Dubai: Dubai is making great strides in becoming the world’s smartest city — where life is easier and services are seamless, safe, efficient and impactful, using smart technologies — through government-driven initiatives. But other sectors of society will have to do their share as well, officials said.

In less than a year, by 2017, Dubai aims to establish itself as the world’s smartest city that provides unparalleled quality of life for its residents and visitors through smart technology. These involve six key thrusts — smart life, smart transportation, smart society, smart economy, smart governance and smart environment.

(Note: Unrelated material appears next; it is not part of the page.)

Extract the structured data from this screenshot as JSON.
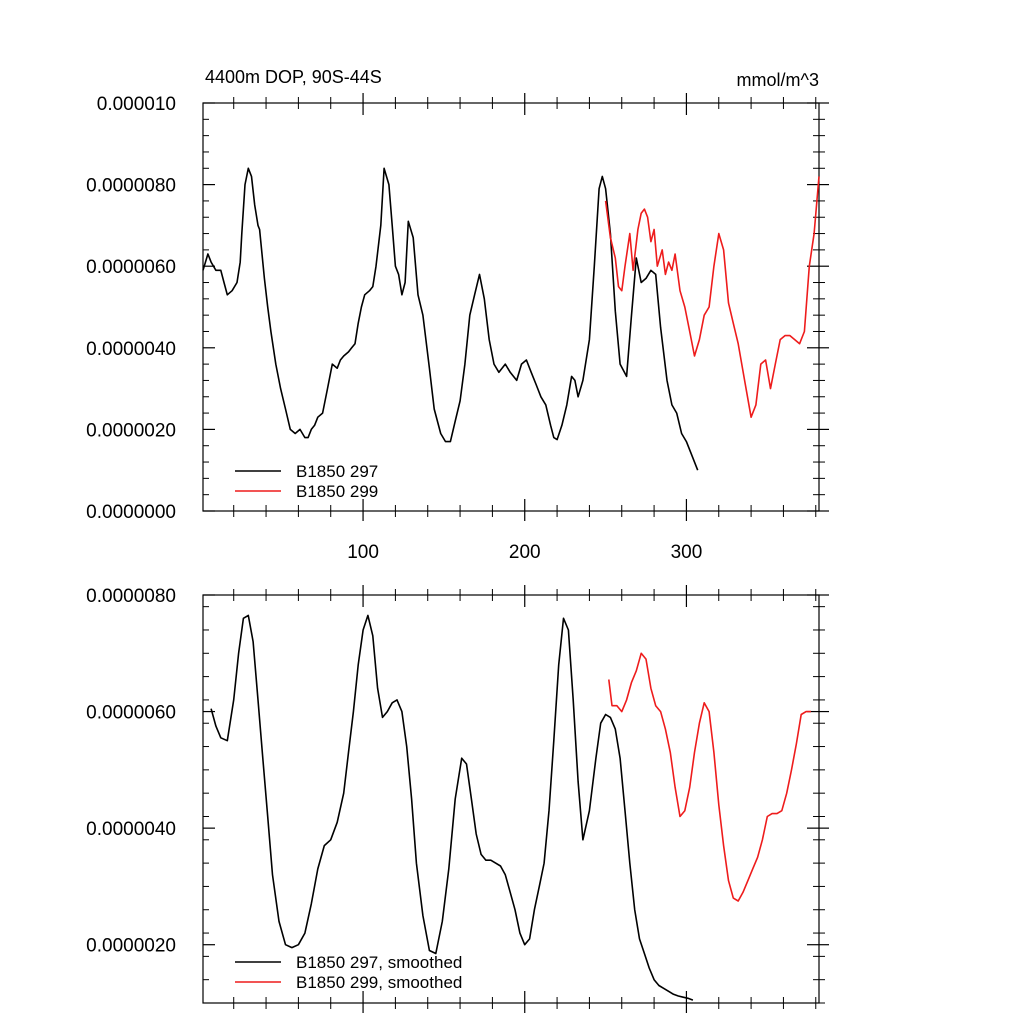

Dubai has been transforming itself into a smart city over the past two decades, Wesam Lootah, CEO of Dubai Smart Government, said. But this journey does not involve the government alone.

“In 2013, yet again we had a new goal of ushering in a new era of smart solutions with the goal of transforming government services to become smart and available through this very personal channel — the smartphone. However, transforming the government alone is not enough,” Lootah said during the fourth Power to the Cloud conference organised by Schneider Electric on Sunday.

“The city is not just the government. There’s the private sector, the individuals, the community. So it’s important for us to collaborate and to transform as a city,” he added.

Over the last two years, since the vision was announced, Smart Dubai has introduced the city-wide Happiness Meter, the one-stop app Dubai

Now, as well as Dubai Data, and the Smart Dubai Platform, among others, to make Dubai a happier and smarter city today.

On the energy and water side, smart initiatives have been in place since last year, said Saeed Mohammad Al Tayer, managing director and CEO of the Dubai Electricity and Water Authority (Dewa). These include Shams Dubai where homes can be connected with roof-top solar power, smart applications and smart meters to promote smart consumption, and the Green Charger or electric charging stations for electric vehicles.

All these initiatives pool together information, patterns, and trends from end-users and electronic data sensors to be installed across the city to produce data-driven decisions to make the city the smartest there is.

Lootah said Dubai aims to make every service in the city as seamless as possible so that even paying a fine is “relatively pleasant”.

But the “smartness” of a city must translate into all the aspects of city life, including in the private sector and in communities.

“It starts at the public level. That’s exactly what Dubai is doing — setting the right priorities, the right stream and the right regulations,” Benoit Dubarle, president of Gulf Countries and Pakistan at Schneider Electric and speaker at the conference, told Gulf News. “The direction is provided by the public sector but then the build-up is done by private companies.”

Asked how Dubai is faring in its vision to be the world’s smartest city, Dubarle said: “I think, Dubai is already one of the smartest cities in the world. The simple answer will be yes, it will achieve its vision, depending on what key performance indicators will be put in place.”